Social Technologies and Global Knowledge Economies, 1750-1850
4th to 6th April 2019, Lichtenberg-Kolleg, Göttingen
The remarkable density of connections that characterized knowledge production between 1750 and 1850 has long figured in definitions of the "rise of modernity." The commerce of ideas through correspondence networks and print as well as manuscript circulation in salons, learned societies and other institutions, has been celebrated as foundational to modernity's more conspicuous highlights, from the Scientific Revolution and the Enlightenment to the political articulation of universal human rights.
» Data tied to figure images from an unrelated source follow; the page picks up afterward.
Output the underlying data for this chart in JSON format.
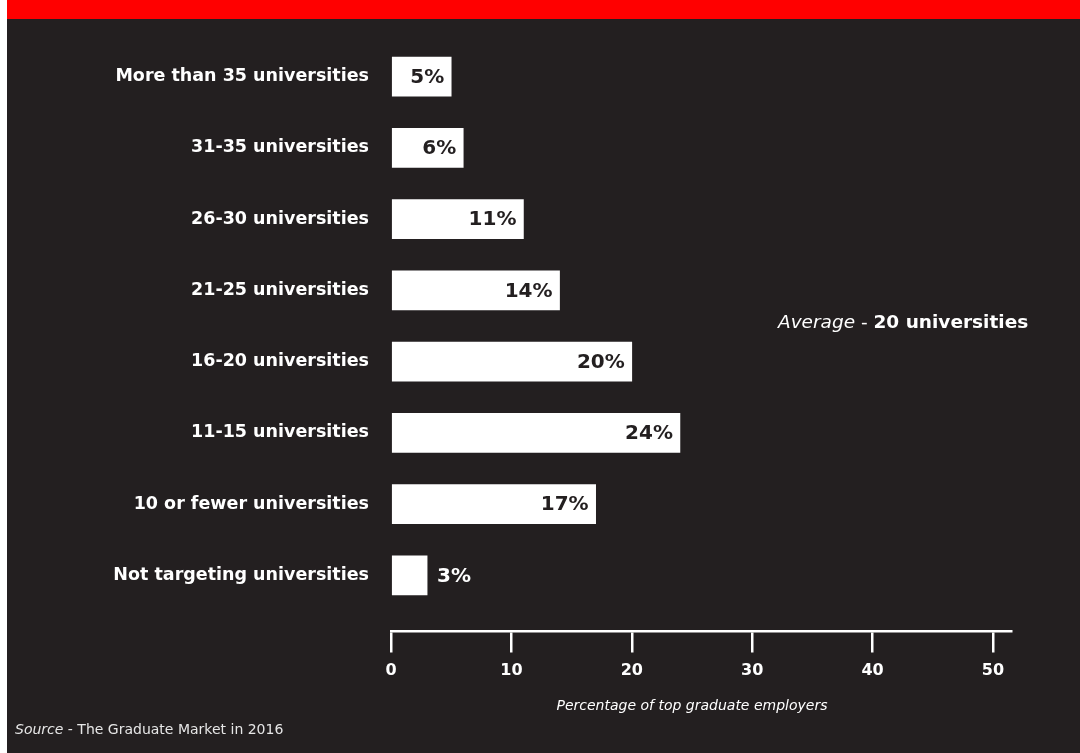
{
  "chart_data": {
    "type": "bar",
    "orientation": "horizontal",
    "categories": [
      "More than 35 universities",
      "31-35 universities",
      "26-30 universities",
      "21-25 universities",
      "16-20 universities",
      "11-15 universities",
      "10 or fewer universities",
      "Not targeting universities"
    ],
    "values": [
      5,
      6,
      11,
      14,
      20,
      24,
      17,
      3
    ],
    "color": "#ffffff",
    "value_labels": [
      "5%",
      "6%",
      "11%",
      "14%",
      "20%",
      "24%",
      "17%",
      "3%"
    ],
    "xlim": [
      0,
      51.5
    ],
    "xticks": [
      0,
      10,
      20,
      30,
      40,
      50
    ],
    "xlabel": "Percentage of top graduate employers",
    "annotations": [
      "Average - 20 universities",
      "Source - The Graduate Market in 2016"
    ]
  }
}
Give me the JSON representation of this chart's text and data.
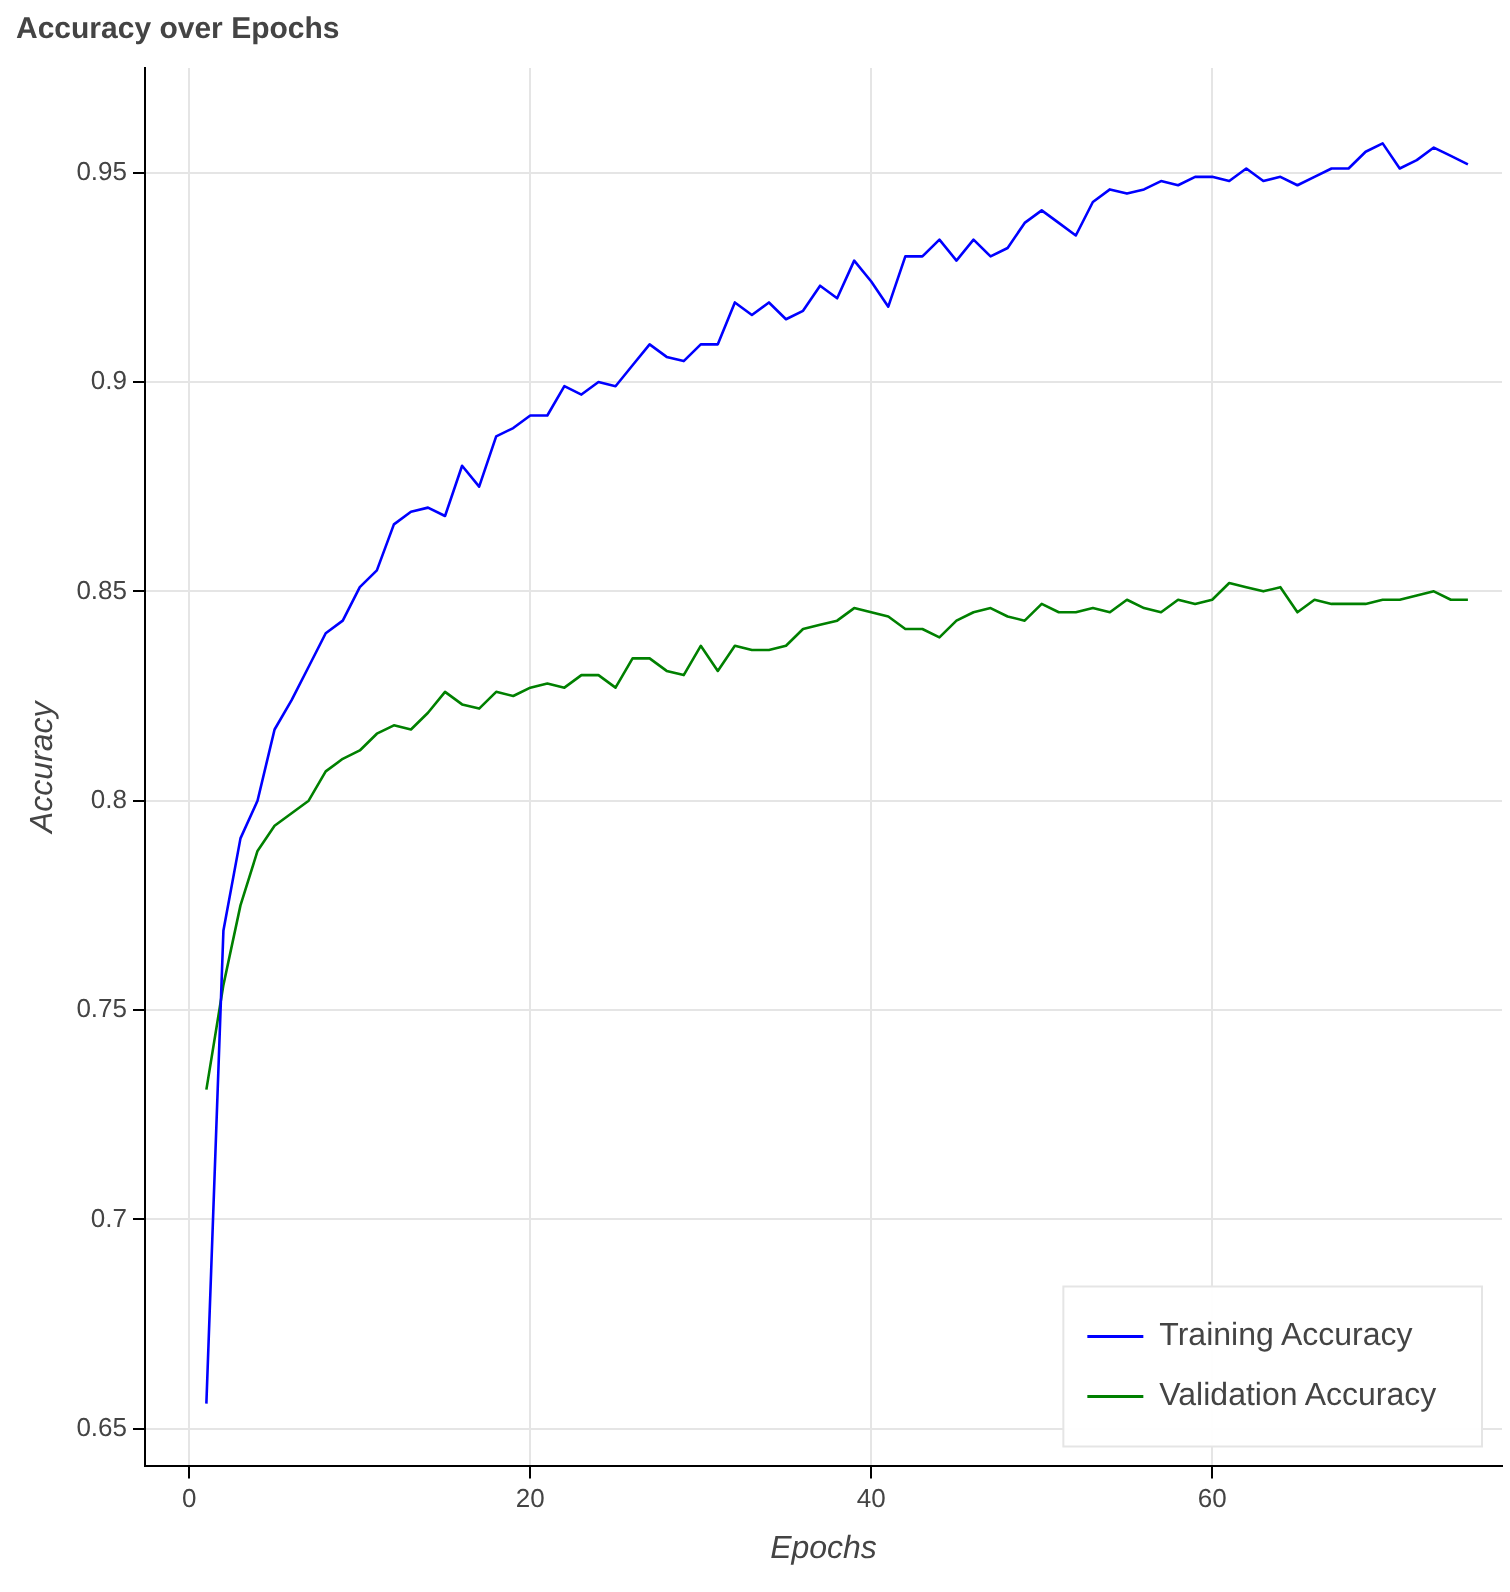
{
  "chart_data": {
    "type": "line",
    "title": "Accuracy over Epochs",
    "xlabel": "Epochs",
    "ylabel": "Accuracy",
    "x": [
      1,
      2,
      3,
      4,
      5,
      6,
      7,
      8,
      9,
      10,
      11,
      12,
      13,
      14,
      15,
      16,
      17,
      18,
      19,
      20,
      21,
      22,
      23,
      24,
      25,
      26,
      27,
      28,
      29,
      30,
      31,
      32,
      33,
      34,
      35,
      36,
      37,
      38,
      39,
      40,
      41,
      42,
      43,
      44,
      45,
      46,
      47,
      48,
      49,
      50,
      51,
      52,
      53,
      54,
      55,
      56,
      57,
      58,
      59,
      60,
      61,
      62,
      63,
      64,
      65,
      66,
      67,
      68,
      69,
      70,
      71,
      72,
      73,
      74,
      75
    ],
    "series": [
      {
        "name": "Training Accuracy",
        "color": "#0000ff",
        "values": [
          0.656,
          0.769,
          0.791,
          0.8,
          0.817,
          0.824,
          0.832,
          0.84,
          0.843,
          0.851,
          0.855,
          0.866,
          0.869,
          0.87,
          0.868,
          0.88,
          0.875,
          0.887,
          0.889,
          0.892,
          0.892,
          0.899,
          0.897,
          0.9,
          0.899,
          0.904,
          0.909,
          0.906,
          0.905,
          0.909,
          0.909,
          0.919,
          0.916,
          0.919,
          0.915,
          0.917,
          0.923,
          0.92,
          0.929,
          0.924,
          0.918,
          0.93,
          0.93,
          0.934,
          0.929,
          0.934,
          0.93,
          0.932,
          0.938,
          0.941,
          0.938,
          0.935,
          0.943,
          0.946,
          0.945,
          0.946,
          0.948,
          0.947,
          0.949,
          0.949,
          0.948,
          0.951,
          0.948,
          0.949,
          0.947,
          0.949,
          0.951,
          0.951,
          0.955,
          0.957,
          0.951,
          0.953,
          0.956,
          0.954,
          0.952
        ]
      },
      {
        "name": "Validation Accuracy",
        "color": "#008000",
        "values": [
          0.731,
          0.756,
          0.775,
          0.788,
          0.794,
          0.797,
          0.8,
          0.807,
          0.81,
          0.812,
          0.816,
          0.818,
          0.817,
          0.821,
          0.826,
          0.823,
          0.822,
          0.826,
          0.825,
          0.827,
          0.828,
          0.827,
          0.83,
          0.83,
          0.827,
          0.834,
          0.834,
          0.831,
          0.83,
          0.837,
          0.831,
          0.837,
          0.836,
          0.836,
          0.837,
          0.841,
          0.842,
          0.843,
          0.846,
          0.845,
          0.844,
          0.841,
          0.841,
          0.839,
          0.843,
          0.845,
          0.846,
          0.844,
          0.843,
          0.847,
          0.845,
          0.845,
          0.846,
          0.845,
          0.848,
          0.846,
          0.845,
          0.848,
          0.847,
          0.848,
          0.852,
          0.851,
          0.85,
          0.851,
          0.845,
          0.848,
          0.847,
          0.847,
          0.847,
          0.848,
          0.848,
          0.849,
          0.85,
          0.848,
          0.848
        ]
      }
    ],
    "xlim": [
      -2.6,
      77
    ],
    "xticks": [
      0,
      20,
      40,
      60
    ],
    "ylim": [
      0.641,
      0.975
    ],
    "yticks": [
      0.65,
      0.7,
      0.75,
      0.8,
      0.85,
      0.9,
      0.95
    ],
    "grid": true,
    "legend": "bottom right",
    "marker": "none",
    "line_style": "solid"
  }
}
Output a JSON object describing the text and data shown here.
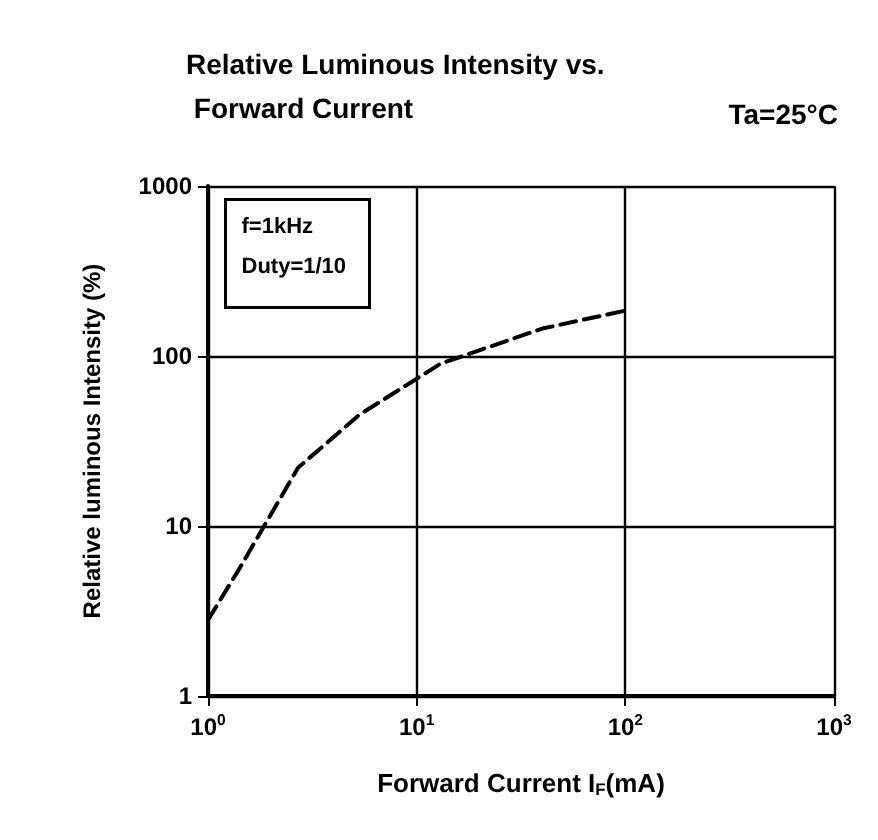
{
  "chart_data": {
    "type": "line",
    "title": "Relative Luminous Intensity vs. Forward Current",
    "xlabel": "Forward Current I$_{F}$(mA)",
    "ylabel": "Relative luminous Intensity (%)",
    "annotations": [
      "Ta=25°C",
      "f=1kHz",
      "Duty=1/10"
    ],
    "x": [
      1,
      1.4,
      2.7,
      5.3,
      13,
      40,
      100
    ],
    "series": [
      {
        "color": "#000000",
        "values": [
          2.8,
          5.5,
          22,
          45,
          90,
          145,
          185
        ]
      }
    ],
    "log": "xy",
    "xlim": [
      1,
      1000
    ],
    "xticks": [
      {
        "value": 1,
        "label": "10$^{0}$"
      },
      {
        "value": 10,
        "label": "10$^{1}$"
      },
      {
        "value": 100,
        "label": "10$^{2}$"
      },
      {
        "value": 1000,
        "label": "10$^{3}$"
      }
    ],
    "ylim": [
      1,
      1000
    ],
    "yticks": [
      1,
      10,
      100,
      1000
    ],
    "grid": true,
    "marker": "none",
    "line_style": "dashed"
  }
}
Indeed, the circulation of "useful knowledge" – or, in today’s phraseology, the knowledge economy – remains integral to the modern concept of progress, formulated and adopted during the brief period between 1750 and 1850.
This interdisciplinary workshop, organized by Lichtenberg-Kolleg, the Göttingen Institute for Advanced Study, will focus on interrogating these narratives of modernity in the context of the emergence of an array of ‘social technologies’ that enhanced networks of knowledge production and circulation at the turn of the nineteenth century. From communication, transmission, and circulation, to innovations that enabled, impinged upon, or otherwise shaped social relations, we welcome papers on all aspects of socio-technological change and their relation to the development of global economies of knowledge production and circulation from 1750 to 1850.